Another important shift toward expanding women’s voices is happening at Al Azhar University, which has grown beyond its original role as an Islamic seminary to provide general education in fields including medicine and engineering to more than 45,000 students in Cairo and at satellite campuses in seven provincial cities.

Bucking conservative fatwas prohibiting men from even listening to the sound of women singing, Al Azhar has formed a co-educational choir that performs Muslim spiritual hymns both on and off campus.

"My dad was afraid that people's views of me as religiously observant would change, and that neighbors would see me as deviating from the traditions of Islam," said Umniah Kamal, a 21-year-old business major at Al Azhar, who is part of the choir. “But my mom encouraged me to join the chorale and even suggested some of the religious songs we are performing.”

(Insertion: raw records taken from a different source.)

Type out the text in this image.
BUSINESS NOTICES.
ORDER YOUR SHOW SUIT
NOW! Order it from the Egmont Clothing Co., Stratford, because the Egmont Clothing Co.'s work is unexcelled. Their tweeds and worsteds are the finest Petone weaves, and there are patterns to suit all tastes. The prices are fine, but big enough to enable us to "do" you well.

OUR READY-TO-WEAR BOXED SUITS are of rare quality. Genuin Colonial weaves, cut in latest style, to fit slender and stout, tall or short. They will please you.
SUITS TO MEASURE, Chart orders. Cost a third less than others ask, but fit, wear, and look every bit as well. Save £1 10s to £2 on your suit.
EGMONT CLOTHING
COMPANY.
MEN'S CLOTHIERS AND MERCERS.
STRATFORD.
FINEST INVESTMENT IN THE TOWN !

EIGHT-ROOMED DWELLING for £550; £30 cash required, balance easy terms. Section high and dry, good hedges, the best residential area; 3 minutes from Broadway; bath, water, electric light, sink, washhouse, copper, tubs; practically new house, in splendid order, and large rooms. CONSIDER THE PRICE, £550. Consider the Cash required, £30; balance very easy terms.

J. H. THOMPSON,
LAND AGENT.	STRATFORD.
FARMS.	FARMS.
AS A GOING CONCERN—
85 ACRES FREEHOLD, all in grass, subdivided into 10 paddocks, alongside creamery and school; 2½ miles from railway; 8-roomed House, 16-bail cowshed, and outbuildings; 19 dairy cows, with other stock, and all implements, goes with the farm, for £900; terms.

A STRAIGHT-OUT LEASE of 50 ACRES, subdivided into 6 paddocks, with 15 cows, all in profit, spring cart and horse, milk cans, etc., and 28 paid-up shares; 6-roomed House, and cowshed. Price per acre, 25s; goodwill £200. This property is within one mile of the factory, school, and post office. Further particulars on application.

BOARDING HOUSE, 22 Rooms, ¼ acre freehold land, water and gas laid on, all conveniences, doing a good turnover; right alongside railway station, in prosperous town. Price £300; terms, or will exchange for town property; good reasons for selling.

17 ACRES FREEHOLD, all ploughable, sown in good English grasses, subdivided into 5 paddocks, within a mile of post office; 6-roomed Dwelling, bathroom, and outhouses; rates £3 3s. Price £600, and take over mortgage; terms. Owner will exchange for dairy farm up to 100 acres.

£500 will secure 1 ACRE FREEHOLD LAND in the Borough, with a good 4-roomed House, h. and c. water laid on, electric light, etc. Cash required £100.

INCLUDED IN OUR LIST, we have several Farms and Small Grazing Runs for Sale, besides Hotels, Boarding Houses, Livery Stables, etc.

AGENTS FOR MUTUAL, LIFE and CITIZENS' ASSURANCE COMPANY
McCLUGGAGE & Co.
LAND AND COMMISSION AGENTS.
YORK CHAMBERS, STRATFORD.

University officials insist that including young women in their college chorale will make Islam more relevant to a new generation.

“Those who say the chorale reduces Al-Azhar's image of piety are wrong,” said Ibtisam Zaidan, the university’s female artistic director. “We are using the performing arts to bolster Al-Azhar as a beacon of Islamic life and learning.”

“There is no text in the Quran that prohibits singing these songs," added Zaidan. “The young ladies dress conservatively, wear headscarves and stand separately from the young men during the performances.”

While the Al Azhar Chorale has won artistic accolades – they captured second place in an April competition hosted by Egypt’s Youth and Sports Ministry – the mixed gender performances and government appointments of women to leadership roles in mosques has stirred up opposition among traditionalists.

“Drafting women as public representatives on mosque directors boards, encouraging them to issue fatwas and the outrageous formation of that mixed gender musical team at Al-Azhar are all ideas imported from the West,” said Sameh Abdul Hamid, a Cairo preacher from the puritanical Salafist sect.

“It’s all part of an effort by Arab governments to erase our Islamic identity and disrespectful of our belief that the way to strengthen the status of women is to safeguard their position in their homes,” said Abdul Hamid.

A version of this story can be found in Religion News Service.